A Bechdel test rating for movies has just been approved by the Swedish government, I finally have the chance the catch a screening of the hyped sci-fi epos Gravity tonight and Halloween is just around the corner - what better to write about these days than one of the coolest female characters that has ever kicked cinematic asses, first appearing in 1979s groundbreaking sci-fi/ horror flick Alien?
Ellen Ripley is not just an awesome female action hero - she is the epitome of the strong, layered, female main character. In May, Total Film magazine picked her as the #1 Hero of all time, outperforming 49 other (mainly male) characters such as runners up James Bond, Indiana Jones and Han Solo. At that time, I hadn't seen a single one of the Alien films - in fact I had never heard very much about them, nor the badass performance by Sigourney Weaver. But I'm not the person who will watch a movie the minute they hear praise about it, even though I did put Alien very high on my watchlist. Things are crowded up there however, so it should take more than 6 months for me to finally catch up with the Alien franchise.
The first installment in the series, Alien, left me completely awestruck. Could this truly be from the hands of the same Ridley Scott that made Robin Hood and A Good Year - two movies that I don't have anything in particular against, but that really did nothing new for me? I'd had similar feelings when watching Blade Runner shortly before, so I'm seeing Scott from a totally new perspective today. Same goes for Weaver. Of course, I knew her face from tabloids and general pop cultural exposure, but the only thing that I remembered actually seeing her in was Avatar. Her character in that, Grace, is remarkably similar to that of Ellen Ripley in Alien(s) and you can make of that what you want. At any rate, she was the best thing about the movie apart from the 3D, I just have the feeling that she's being reduced to what she became famous for - although playing kick-ass action heroines perhaps isn't the worst stereotype in the world. It's just a bit sad that she's one of those actors/ actresses that are recognized, but you haven't actually seen them in anything lately. However, I'll be happy to be wrong about this, perhaps I'm not watching the right things - if that's the case, please do let me know.
So then 30-year old Sigourney Weaver became a star over night with her portrayal of smart, cool-headed Ripley in Alien - but even before that, just landing the role was a big success for the young actress. Initially, the script featured a male character instead of a female - think Alan Ripley instead of Ellen - but Weaver had the courage to audition and landed the role; the female action hero was born. Isn't it sad then, that in my experience of watching Alien and Aliens, the character of Ripley still felt very uncommon and how surprised I was by what I saw, as compared to my expectations for a "female-driven action franchise"? First of all, I hadn't expected Ripley to look the way she did, especially in the first film. She was a beauty, but natural-looking. Lean and fit, but very feminine. Neither your shouting, sexy commandant nor your quiet nerd. To keep a long story short: everything about her was mesmerizing and absolutely perfect. I had no intention whatsoever to move my eyes from the screen at any moment she occupied it.
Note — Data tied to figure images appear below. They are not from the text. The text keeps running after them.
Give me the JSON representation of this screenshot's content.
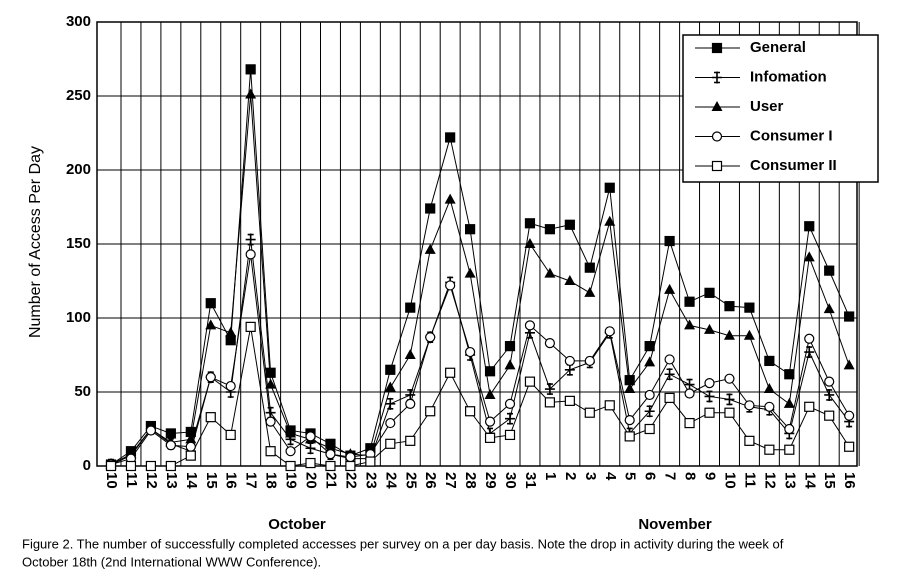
{
  "chart_data": {
    "type": "line",
    "ylabel": "Number of Access Per Day",
    "categories": [
      "10",
      "11",
      "12",
      "13",
      "14",
      "15",
      "16",
      "17",
      "18",
      "19",
      "20",
      "21",
      "22",
      "23",
      "24",
      "25",
      "26",
      "27",
      "28",
      "29",
      "30",
      "31",
      "1",
      "2",
      "3",
      "4",
      "5",
      "6",
      "7",
      "8",
      "9",
      "10",
      "11",
      "12",
      "13",
      "14",
      "15",
      "16"
    ],
    "month_labels": [
      "October",
      "November"
    ],
    "ylim": [
      0,
      300
    ],
    "yticks": [
      0,
      50,
      100,
      150,
      200,
      250,
      300
    ],
    "grid": true,
    "legend": "top-right",
    "series": [
      {
        "name": "General",
        "color": "#000000",
        "marker": "filled-square",
        "values": [
          1,
          10,
          27,
          22,
          23,
          110,
          85,
          268,
          63,
          24,
          22,
          15,
          7,
          12,
          65,
          107,
          174,
          222,
          160,
          64,
          81,
          164,
          160,
          163,
          134,
          188,
          58,
          81,
          152,
          111,
          117,
          108,
          107,
          71,
          62,
          162,
          132,
          101
        ]
      },
      {
        "name": "Infomation",
        "color": "#000000",
        "marker": "plus",
        "values": [
          1,
          7,
          25,
          15,
          10,
          60,
          50,
          153,
          36,
          18,
          12,
          8,
          5,
          5,
          42,
          48,
          87,
          124,
          75,
          22,
          32,
          90,
          52,
          65,
          70,
          90,
          22,
          37,
          62,
          55,
          47,
          45,
          40,
          38,
          22,
          77,
          48,
          30
        ]
      },
      {
        "name": "User",
        "color": "#000000",
        "marker": "filled-triangle",
        "values": [
          1,
          8,
          25,
          16,
          18,
          95,
          90,
          251,
          55,
          22,
          18,
          12,
          8,
          7,
          53,
          75,
          146,
          180,
          130,
          48,
          68,
          150,
          130,
          125,
          117,
          165,
          52,
          70,
          119,
          95,
          92,
          88,
          88,
          52,
          42,
          141,
          106,
          68
        ]
      },
      {
        "name": "Consumer I",
        "color": "#000000",
        "marker": "open-circle",
        "values": [
          1,
          5,
          24,
          14,
          13,
          60,
          54,
          143,
          30,
          10,
          20,
          8,
          6,
          8,
          29,
          42,
          87,
          122,
          77,
          30,
          42,
          95,
          83,
          71,
          71,
          91,
          31,
          48,
          72,
          49,
          56,
          59,
          41,
          40,
          25,
          86,
          57,
          34
        ]
      },
      {
        "name": "Consumer II",
        "color": "#000000",
        "marker": "open-square",
        "values": [
          0,
          0,
          0,
          0,
          7,
          33,
          21,
          94,
          10,
          0,
          2,
          0,
          0,
          3,
          15,
          17,
          37,
          63,
          37,
          19,
          21,
          57,
          43,
          44,
          36,
          41,
          20,
          25,
          46,
          29,
          36,
          36,
          17,
          11,
          11,
          40,
          34,
          13
        ]
      }
    ],
    "caption": [
      "Figure 2. The number of successfully completed accesses per survey on a per day basis. Note the drop in activity during the week of",
      "October 18th (2nd International WWW Conference)."
    ]
  }
}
In Aliens, the sequel to Alien directed by James Cameron, Ripley becomes more determined and aware of her strengths - as well as discovering her maternal instincts. Reading this before I had seen the movies, I sensed a contradiction in that development but really, there aren't any. The characters matures just like a woman would do in real life, where (I've heard) insecurities and self-doubts diminish over time, just like you will discover your abilities and instincts as a mother (-figure). These are very general terms and certainly don't apply to every woman, and I personally don't have much experience to draw from here, but I do think this is a logical and realistic development of a female character. I couldn't say that I prefer any of the two Ripleys by this time - I can relate more to the younger one, but for the same reason I also admire the older one more. She knows how to handle weapons, values other people's lives more than her own and basically saves the world (or a world). Those are all admirable abilities, and while young Ripley does have them to some extent, older Ripley is the one who is brilliant at them.
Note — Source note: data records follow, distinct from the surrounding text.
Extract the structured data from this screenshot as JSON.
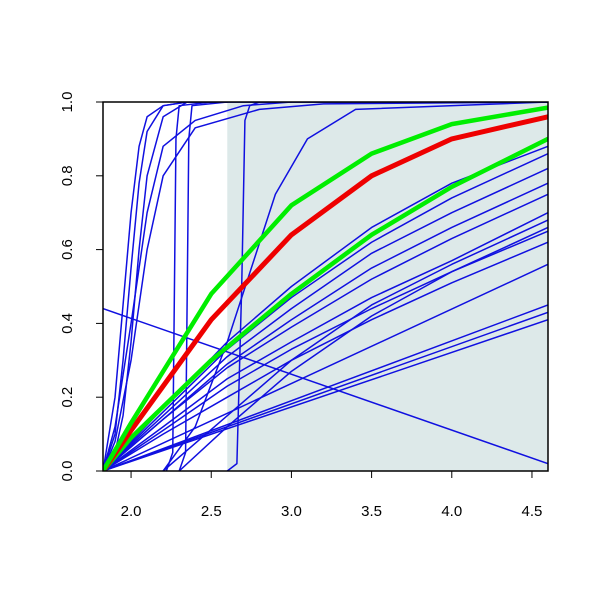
{
  "chart_data": {
    "type": "line",
    "xlim": [
      1.825,
      4.6
    ],
    "ylim": [
      0,
      1
    ],
    "xticks": [
      {
        "value": 2,
        "label": "2.0"
      },
      {
        "value": 2.5,
        "label": "2.5"
      },
      {
        "value": 3,
        "label": "3.0"
      },
      {
        "value": 3.5,
        "label": "3.5"
      },
      {
        "value": 4,
        "label": "4.0"
      },
      {
        "value": 4.5,
        "label": "4.5"
      }
    ],
    "yticks": [
      {
        "value": 0,
        "label": "0.0"
      },
      {
        "value": 0.2,
        "label": "0.2"
      },
      {
        "value": 0.4,
        "label": "0.4"
      },
      {
        "value": 0.6,
        "label": "0.6"
      },
      {
        "value": 0.8,
        "label": "0.8"
      },
      {
        "value": 1,
        "label": "1.0"
      }
    ],
    "shade": {
      "from": 2.6,
      "to": 4.6,
      "color": "#dde9e9"
    },
    "series": [
      {
        "color": "#1010e0",
        "width": 1.5,
        "x": [
          1.825,
          1.9,
          1.95,
          2.0,
          2.05,
          2.1,
          2.2,
          2.35,
          2.6
        ],
        "values": [
          0,
          0.2,
          0.45,
          0.7,
          0.88,
          0.96,
          0.99,
          1,
          1
        ]
      },
      {
        "color": "#1010e0",
        "width": 1.5,
        "x": [
          1.825,
          1.9,
          1.95,
          2.0,
          2.05,
          2.1,
          2.2,
          2.35,
          2.6
        ],
        "values": [
          0,
          0.1,
          0.3,
          0.55,
          0.78,
          0.92,
          0.99,
          1,
          1
        ]
      },
      {
        "color": "#1010e0",
        "width": 1.5,
        "x": [
          1.825,
          1.9,
          1.95,
          2.0,
          2.05,
          2.1,
          2.2,
          2.35,
          2.6
        ],
        "values": [
          0,
          0.05,
          0.15,
          0.35,
          0.6,
          0.8,
          0.96,
          1,
          1
        ]
      },
      {
        "color": "#1010e0",
        "width": 1.5,
        "x": [
          1.825,
          1.9,
          2.0,
          2.1,
          2.2,
          2.4,
          2.7,
          3.0
        ],
        "values": [
          0,
          0.12,
          0.4,
          0.7,
          0.88,
          0.95,
          0.99,
          1
        ]
      },
      {
        "color": "#1010e0",
        "width": 1.5,
        "x": [
          1.825,
          1.9,
          2.0,
          2.1,
          2.2,
          2.4,
          2.8,
          3.2,
          4.6
        ],
        "values": [
          0,
          0.08,
          0.3,
          0.6,
          0.8,
          0.93,
          0.98,
          0.995,
          1
        ]
      },
      {
        "color": "#1010e0",
        "width": 1.5,
        "x": [
          2.22,
          2.26,
          2.28,
          2.3,
          2.5,
          4.6
        ],
        "values": [
          0,
          0.05,
          0.9,
          0.99,
          1,
          1
        ]
      },
      {
        "color": "#1010e0",
        "width": 1.5,
        "x": [
          2.3,
          2.34,
          2.36,
          2.38,
          2.6,
          4.6
        ],
        "values": [
          0,
          0.05,
          0.9,
          0.99,
          1,
          1
        ]
      },
      {
        "color": "#1010e0",
        "width": 1.5,
        "x": [
          2.6,
          2.66,
          2.69,
          2.71,
          2.74,
          2.8,
          4.6
        ],
        "values": [
          0,
          0.02,
          0.5,
          0.95,
          0.99,
          1,
          1
        ]
      },
      {
        "color": "#1010e0",
        "width": 1.5,
        "x": [
          2.2,
          2.4,
          2.6,
          2.75,
          2.9,
          3.1,
          3.4,
          4.6
        ],
        "values": [
          0,
          0.12,
          0.35,
          0.55,
          0.75,
          0.9,
          0.98,
          1
        ]
      },
      {
        "color": "#1010e0",
        "width": 1.5,
        "x": [
          1.825,
          4.6
        ],
        "values": [
          0.44,
          0.02
        ]
      },
      {
        "color": "#1010e0",
        "width": 1.5,
        "x": [
          1.825,
          4.6
        ],
        "values": [
          0,
          0.45
        ]
      },
      {
        "color": "#1010e0",
        "width": 1.5,
        "x": [
          1.825,
          4.6
        ],
        "values": [
          0,
          0.43
        ]
      },
      {
        "color": "#1010e0",
        "width": 1.5,
        "x": [
          1.825,
          4.6
        ],
        "values": [
          0,
          0.41
        ]
      },
      {
        "color": "#1010e0",
        "width": 1.5,
        "x": [
          1.825,
          4.6
        ],
        "values": [
          0,
          0.56
        ]
      },
      {
        "color": "#1010e0",
        "width": 1.5,
        "x": [
          1.825,
          2.2,
          2.6,
          3.0,
          3.5,
          4.0,
          4.6
        ],
        "values": [
          0,
          0.1,
          0.2,
          0.3,
          0.41,
          0.51,
          0.62
        ]
      },
      {
        "color": "#1010e0",
        "width": 1.5,
        "x": [
          1.825,
          2.2,
          2.6,
          3.0,
          3.5,
          4.0,
          4.6
        ],
        "values": [
          0,
          0.11,
          0.23,
          0.33,
          0.44,
          0.54,
          0.66
        ]
      },
      {
        "color": "#1010e0",
        "width": 1.5,
        "x": [
          1.825,
          2.2,
          2.6,
          3.0,
          3.5,
          4.0,
          4.6
        ],
        "values": [
          0,
          0.12,
          0.25,
          0.35,
          0.47,
          0.57,
          0.7
        ]
      },
      {
        "color": "#1010e0",
        "width": 1.5,
        "x": [
          1.825,
          2.2,
          2.6,
          3.0,
          3.5,
          4.0,
          4.6
        ],
        "values": [
          0,
          0.14,
          0.28,
          0.39,
          0.52,
          0.63,
          0.75
        ]
      },
      {
        "color": "#1010e0",
        "width": 1.5,
        "x": [
          1.825,
          2.2,
          2.6,
          3.0,
          3.5,
          4.0,
          4.6
        ],
        "values": [
          0,
          0.14,
          0.29,
          0.41,
          0.55,
          0.66,
          0.78
        ]
      },
      {
        "color": "#1010e0",
        "width": 1.5,
        "x": [
          1.825,
          2.2,
          2.6,
          3.0,
          3.5,
          4.0,
          4.6
        ],
        "values": [
          0,
          0.15,
          0.31,
          0.44,
          0.59,
          0.7,
          0.82
        ]
      },
      {
        "color": "#1010e0",
        "width": 1.5,
        "x": [
          1.825,
          2.2,
          2.6,
          3.0,
          3.5,
          4.0,
          4.6
        ],
        "values": [
          0,
          0.16,
          0.33,
          0.47,
          0.62,
          0.74,
          0.86
        ]
      },
      {
        "color": "#1010e0",
        "width": 1.5,
        "x": [
          1.825,
          2.2,
          2.6,
          3.0,
          3.5,
          4.0,
          4.6
        ],
        "values": [
          0,
          0.17,
          0.35,
          0.5,
          0.66,
          0.78,
          0.88
        ]
      },
      {
        "color": "#1010e0",
        "width": 1.5,
        "x": [
          2.2,
          2.6,
          3.0,
          3.5,
          4.0,
          4.6
        ],
        "values": [
          0,
          0.15,
          0.3,
          0.45,
          0.56,
          0.68
        ]
      },
      {
        "color": "#1010e0",
        "width": 1.5,
        "x": [
          2.3,
          2.6,
          3.0,
          3.5,
          4.0,
          4.6
        ],
        "values": [
          0,
          0.12,
          0.27,
          0.42,
          0.54,
          0.65
        ]
      },
      {
        "color": "#00ee00",
        "width": 4.5,
        "x": [
          1.825,
          2.0,
          2.5,
          3.0,
          3.5,
          4.0,
          4.6
        ],
        "values": [
          0,
          0.09,
          0.3,
          0.48,
          0.64,
          0.77,
          0.9
        ]
      },
      {
        "color": "#ee0000",
        "width": 5,
        "x": [
          1.825,
          2.0,
          2.5,
          3.0,
          3.5,
          4.0,
          4.6
        ],
        "values": [
          0,
          0.11,
          0.41,
          0.64,
          0.8,
          0.9,
          0.96
        ]
      },
      {
        "color": "#00ee00",
        "width": 4.5,
        "x": [
          1.825,
          2.0,
          2.5,
          3.0,
          3.5,
          4.0,
          4.6
        ],
        "values": [
          0,
          0.13,
          0.48,
          0.72,
          0.86,
          0.94,
          0.985
        ]
      }
    ]
  }
}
Still, Ellen Ripley represents an exception in the film world, more so than in literature where there's a fast-growing amount of quality female-driven action(-ish) stories, at least in the YA genre. If you take a look at all the lists of "Best Movie Heroes", "Best Action Heroes" or "Best Movie Characters", the amount of female characters in these is frustrating. I'm not a feminist in the traditional sense of the word; I think there are considerable differences between the male and the female sex, and that we do not by any means share all the same strengths and weaknesses. But why not celebrate these differences that exist, highlight what there is to highlight on both sides, explore what there is to explore. Men and women should have the same chances, and though I don't think pop culture can change society - it is, after all, a reflection of its morals and prejudices - I believe that it can offer food for thought and exemplify new perspectives. In a nutshell: we need more Ellen Ripleys.